Frottage

Organized by Alex Kitnick
November 22, 2009 — January 10, 2010

INQUIRIES

 

In many ways, frottage seems the most passé thing. Its focus on the action of the hand, its close alliance with pencil and paper and its interest in rubbing and touching all make it look a touch dated. Who does it anymore? Who really did it ever?

That said, there are a number of qualities particular to frottage that make it of interest: its indexicality, its taint of memory, the way it translates a thing into an image (like a rudimentary photocopier). Perhaps frottage’s association with texture and tactility seems outmoded because, contrary to the smooth world of surfaces and signs that has become our natural habitat, it searches out cracks and fissures and imperfections.
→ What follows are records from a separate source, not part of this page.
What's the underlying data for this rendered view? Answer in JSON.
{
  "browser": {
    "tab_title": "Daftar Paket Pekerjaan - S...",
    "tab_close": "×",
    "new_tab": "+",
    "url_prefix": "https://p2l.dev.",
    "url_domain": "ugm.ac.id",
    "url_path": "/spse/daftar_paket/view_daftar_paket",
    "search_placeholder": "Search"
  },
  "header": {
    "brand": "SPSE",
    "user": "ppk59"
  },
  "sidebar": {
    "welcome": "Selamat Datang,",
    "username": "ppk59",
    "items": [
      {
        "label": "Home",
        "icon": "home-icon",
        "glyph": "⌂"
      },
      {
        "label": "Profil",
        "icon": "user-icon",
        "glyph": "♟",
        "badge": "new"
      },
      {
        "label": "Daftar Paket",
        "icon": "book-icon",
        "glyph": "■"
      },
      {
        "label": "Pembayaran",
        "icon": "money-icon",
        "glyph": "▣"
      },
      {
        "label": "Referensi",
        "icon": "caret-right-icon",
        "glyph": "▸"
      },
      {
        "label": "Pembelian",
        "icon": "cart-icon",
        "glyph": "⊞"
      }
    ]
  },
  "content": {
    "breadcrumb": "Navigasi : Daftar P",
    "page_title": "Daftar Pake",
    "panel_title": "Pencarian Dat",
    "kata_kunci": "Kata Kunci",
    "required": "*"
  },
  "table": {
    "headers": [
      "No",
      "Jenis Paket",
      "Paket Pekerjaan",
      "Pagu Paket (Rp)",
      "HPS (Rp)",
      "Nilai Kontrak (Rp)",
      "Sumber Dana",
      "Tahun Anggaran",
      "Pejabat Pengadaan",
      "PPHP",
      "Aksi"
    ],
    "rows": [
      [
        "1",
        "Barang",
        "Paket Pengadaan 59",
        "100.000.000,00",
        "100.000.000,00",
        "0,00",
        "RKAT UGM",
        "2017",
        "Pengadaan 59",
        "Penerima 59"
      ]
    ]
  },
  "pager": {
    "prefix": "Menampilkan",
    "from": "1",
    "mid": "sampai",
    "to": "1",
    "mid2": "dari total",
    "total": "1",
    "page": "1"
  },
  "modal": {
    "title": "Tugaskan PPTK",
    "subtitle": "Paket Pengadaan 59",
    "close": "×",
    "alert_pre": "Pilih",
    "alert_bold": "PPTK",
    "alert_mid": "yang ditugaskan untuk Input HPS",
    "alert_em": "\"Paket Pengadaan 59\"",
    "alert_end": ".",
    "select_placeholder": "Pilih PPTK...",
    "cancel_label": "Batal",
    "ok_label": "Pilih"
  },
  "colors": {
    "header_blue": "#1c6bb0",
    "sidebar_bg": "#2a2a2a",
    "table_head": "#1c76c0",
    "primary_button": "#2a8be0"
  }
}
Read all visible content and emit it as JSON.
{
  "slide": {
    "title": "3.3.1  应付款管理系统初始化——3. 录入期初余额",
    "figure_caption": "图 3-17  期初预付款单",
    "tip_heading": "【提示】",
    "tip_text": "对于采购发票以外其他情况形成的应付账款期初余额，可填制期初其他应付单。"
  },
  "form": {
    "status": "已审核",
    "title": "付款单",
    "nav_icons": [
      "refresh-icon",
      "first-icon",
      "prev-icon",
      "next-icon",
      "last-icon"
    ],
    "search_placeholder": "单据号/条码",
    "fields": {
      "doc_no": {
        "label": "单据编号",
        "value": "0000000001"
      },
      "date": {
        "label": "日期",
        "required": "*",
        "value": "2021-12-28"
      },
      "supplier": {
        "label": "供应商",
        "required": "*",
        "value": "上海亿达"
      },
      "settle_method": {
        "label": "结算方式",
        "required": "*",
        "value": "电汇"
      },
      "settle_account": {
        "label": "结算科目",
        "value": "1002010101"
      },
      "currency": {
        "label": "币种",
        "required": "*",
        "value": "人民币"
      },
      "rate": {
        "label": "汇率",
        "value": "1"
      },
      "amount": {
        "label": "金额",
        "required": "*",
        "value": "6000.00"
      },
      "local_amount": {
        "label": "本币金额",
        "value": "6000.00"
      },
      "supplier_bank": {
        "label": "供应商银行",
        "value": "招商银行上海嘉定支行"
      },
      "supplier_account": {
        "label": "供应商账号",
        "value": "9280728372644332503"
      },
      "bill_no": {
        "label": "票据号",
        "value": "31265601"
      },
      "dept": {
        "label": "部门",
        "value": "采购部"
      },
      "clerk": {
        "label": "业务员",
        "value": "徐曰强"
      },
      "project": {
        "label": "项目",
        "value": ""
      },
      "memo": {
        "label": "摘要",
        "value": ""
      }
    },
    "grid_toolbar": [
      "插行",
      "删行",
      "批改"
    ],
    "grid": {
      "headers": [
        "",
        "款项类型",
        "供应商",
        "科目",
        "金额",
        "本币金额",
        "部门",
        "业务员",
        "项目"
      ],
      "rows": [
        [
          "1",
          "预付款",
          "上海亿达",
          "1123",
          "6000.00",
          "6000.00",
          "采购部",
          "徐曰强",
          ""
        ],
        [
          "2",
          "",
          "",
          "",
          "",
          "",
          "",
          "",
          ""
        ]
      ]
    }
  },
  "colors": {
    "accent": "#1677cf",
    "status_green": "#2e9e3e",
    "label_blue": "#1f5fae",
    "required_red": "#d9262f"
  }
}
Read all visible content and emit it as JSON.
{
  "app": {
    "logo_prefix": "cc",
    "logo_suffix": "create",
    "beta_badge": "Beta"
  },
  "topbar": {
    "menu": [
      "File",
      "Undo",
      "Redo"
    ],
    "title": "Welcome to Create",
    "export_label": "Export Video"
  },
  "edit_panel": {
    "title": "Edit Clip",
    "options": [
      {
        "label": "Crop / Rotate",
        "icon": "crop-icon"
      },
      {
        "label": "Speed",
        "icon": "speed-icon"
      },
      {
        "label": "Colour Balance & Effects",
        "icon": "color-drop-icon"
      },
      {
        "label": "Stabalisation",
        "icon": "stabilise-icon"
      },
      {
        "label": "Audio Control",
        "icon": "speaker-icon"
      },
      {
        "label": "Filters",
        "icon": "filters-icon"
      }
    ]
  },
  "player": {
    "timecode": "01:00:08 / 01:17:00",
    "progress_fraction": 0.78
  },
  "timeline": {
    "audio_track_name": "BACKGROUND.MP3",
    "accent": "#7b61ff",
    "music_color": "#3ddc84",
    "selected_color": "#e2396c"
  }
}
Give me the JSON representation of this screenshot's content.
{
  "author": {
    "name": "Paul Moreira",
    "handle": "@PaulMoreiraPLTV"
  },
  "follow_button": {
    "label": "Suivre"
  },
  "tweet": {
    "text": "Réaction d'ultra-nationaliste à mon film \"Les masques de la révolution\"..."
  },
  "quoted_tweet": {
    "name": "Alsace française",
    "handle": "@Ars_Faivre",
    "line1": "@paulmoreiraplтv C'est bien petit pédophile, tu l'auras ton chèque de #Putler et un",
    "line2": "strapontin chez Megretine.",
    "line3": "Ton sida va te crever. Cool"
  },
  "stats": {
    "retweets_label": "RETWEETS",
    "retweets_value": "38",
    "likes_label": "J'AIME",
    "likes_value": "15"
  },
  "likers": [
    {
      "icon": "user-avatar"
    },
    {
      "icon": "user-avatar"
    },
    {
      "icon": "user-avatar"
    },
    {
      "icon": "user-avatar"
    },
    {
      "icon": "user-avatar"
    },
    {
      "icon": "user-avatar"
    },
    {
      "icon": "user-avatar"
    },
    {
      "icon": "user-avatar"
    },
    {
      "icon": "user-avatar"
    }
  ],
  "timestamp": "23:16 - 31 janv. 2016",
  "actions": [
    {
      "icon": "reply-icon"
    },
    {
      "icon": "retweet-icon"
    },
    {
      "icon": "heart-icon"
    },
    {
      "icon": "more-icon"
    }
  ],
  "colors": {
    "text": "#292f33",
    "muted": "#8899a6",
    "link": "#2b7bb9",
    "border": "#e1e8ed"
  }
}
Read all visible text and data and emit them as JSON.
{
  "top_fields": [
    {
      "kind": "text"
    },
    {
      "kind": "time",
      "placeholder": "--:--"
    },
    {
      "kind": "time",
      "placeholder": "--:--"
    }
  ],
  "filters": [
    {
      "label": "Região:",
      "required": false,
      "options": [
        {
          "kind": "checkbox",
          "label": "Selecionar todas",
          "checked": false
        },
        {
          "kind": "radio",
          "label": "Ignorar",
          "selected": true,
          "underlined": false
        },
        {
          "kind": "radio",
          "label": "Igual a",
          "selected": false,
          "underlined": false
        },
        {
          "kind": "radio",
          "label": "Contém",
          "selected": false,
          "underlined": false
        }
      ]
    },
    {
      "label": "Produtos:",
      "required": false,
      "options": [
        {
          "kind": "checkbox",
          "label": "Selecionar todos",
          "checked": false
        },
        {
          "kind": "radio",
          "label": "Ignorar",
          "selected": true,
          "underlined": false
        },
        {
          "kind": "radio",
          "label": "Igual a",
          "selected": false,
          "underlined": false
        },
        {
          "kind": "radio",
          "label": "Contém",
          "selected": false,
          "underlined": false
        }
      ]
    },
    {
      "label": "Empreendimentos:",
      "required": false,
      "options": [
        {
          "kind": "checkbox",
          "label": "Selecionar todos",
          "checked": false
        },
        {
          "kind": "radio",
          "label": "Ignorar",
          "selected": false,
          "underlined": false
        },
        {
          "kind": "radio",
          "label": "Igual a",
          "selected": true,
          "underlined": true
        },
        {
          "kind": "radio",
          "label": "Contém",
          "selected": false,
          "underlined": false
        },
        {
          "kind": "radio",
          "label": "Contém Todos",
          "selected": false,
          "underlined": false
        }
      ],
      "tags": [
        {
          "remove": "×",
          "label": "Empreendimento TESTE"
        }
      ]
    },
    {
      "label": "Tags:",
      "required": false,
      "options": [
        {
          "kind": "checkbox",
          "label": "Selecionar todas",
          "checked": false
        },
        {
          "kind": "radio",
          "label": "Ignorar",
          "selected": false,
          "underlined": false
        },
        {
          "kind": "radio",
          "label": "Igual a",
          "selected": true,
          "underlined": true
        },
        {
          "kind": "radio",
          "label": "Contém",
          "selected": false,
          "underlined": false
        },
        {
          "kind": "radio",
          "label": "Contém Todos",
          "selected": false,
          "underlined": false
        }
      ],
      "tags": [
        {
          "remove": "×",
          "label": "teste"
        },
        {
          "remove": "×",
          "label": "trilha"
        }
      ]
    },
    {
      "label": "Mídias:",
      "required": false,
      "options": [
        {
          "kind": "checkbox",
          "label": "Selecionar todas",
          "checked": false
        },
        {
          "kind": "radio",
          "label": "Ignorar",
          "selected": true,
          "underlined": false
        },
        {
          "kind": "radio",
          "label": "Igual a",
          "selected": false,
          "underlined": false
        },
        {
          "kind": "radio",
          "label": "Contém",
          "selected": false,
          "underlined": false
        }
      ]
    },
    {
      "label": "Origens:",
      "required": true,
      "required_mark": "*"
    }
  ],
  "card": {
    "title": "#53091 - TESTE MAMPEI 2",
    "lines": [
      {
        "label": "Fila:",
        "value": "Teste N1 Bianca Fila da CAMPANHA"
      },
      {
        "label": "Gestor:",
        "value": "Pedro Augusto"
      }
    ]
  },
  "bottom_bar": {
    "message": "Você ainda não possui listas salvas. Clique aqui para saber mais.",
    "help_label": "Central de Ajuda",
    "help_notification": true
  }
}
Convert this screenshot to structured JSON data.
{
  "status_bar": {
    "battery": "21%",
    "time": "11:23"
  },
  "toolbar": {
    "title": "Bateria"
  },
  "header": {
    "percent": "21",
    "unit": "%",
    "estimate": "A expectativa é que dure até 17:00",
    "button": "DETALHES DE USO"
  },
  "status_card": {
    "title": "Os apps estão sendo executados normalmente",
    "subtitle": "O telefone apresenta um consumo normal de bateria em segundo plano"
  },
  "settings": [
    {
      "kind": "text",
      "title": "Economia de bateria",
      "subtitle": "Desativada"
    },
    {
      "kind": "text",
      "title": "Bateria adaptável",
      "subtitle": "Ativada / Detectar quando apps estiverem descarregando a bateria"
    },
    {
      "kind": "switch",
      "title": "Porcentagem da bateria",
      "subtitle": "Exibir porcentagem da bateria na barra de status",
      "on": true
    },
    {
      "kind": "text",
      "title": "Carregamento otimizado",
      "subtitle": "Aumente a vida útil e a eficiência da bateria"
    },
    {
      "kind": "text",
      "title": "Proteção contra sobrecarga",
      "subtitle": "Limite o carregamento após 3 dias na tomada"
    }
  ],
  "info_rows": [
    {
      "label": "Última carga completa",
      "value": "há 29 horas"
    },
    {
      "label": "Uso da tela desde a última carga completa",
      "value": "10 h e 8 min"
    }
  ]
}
In this way it sheds light on overlooked interstices in our environment, even if it only offers them up again as artifacts and relics.

This rather discreet artistic technique possesses a social and somewhat prurient double; frottage is also “the act of rubbing against the body of another person, as in a crowd, to attain sexual gratification.”

The exhibition is organized around a specific, and simple, criterion—a way of making. From there, it branches out in various directions. The exhibition contains old works by artists such as Max Ernst and Henri Michaux, who cherished frottage for its visionary capacities; in his seminal Histoire Naturelle, for example, Ernst used it to trace both fantastic and archaic characteristics in quotidian surfaces. The exhibition also includes new works by artists such as Melanie Gilligan, Richard Hawkins, John Kelsey, Sam Lewitt and Scorched Earth. Where some of these artists turn to frottage as a “wrong” technique, others come to it through an interest in drawing and mark making. Still others are drawn to its relation to material things and their image, the promise of objects and their base existence.

This exhibition does not attempt to make a case for frottage against the images of the digital present. Rather, it seeks to set our moment into relief, using the outmoded as its guide.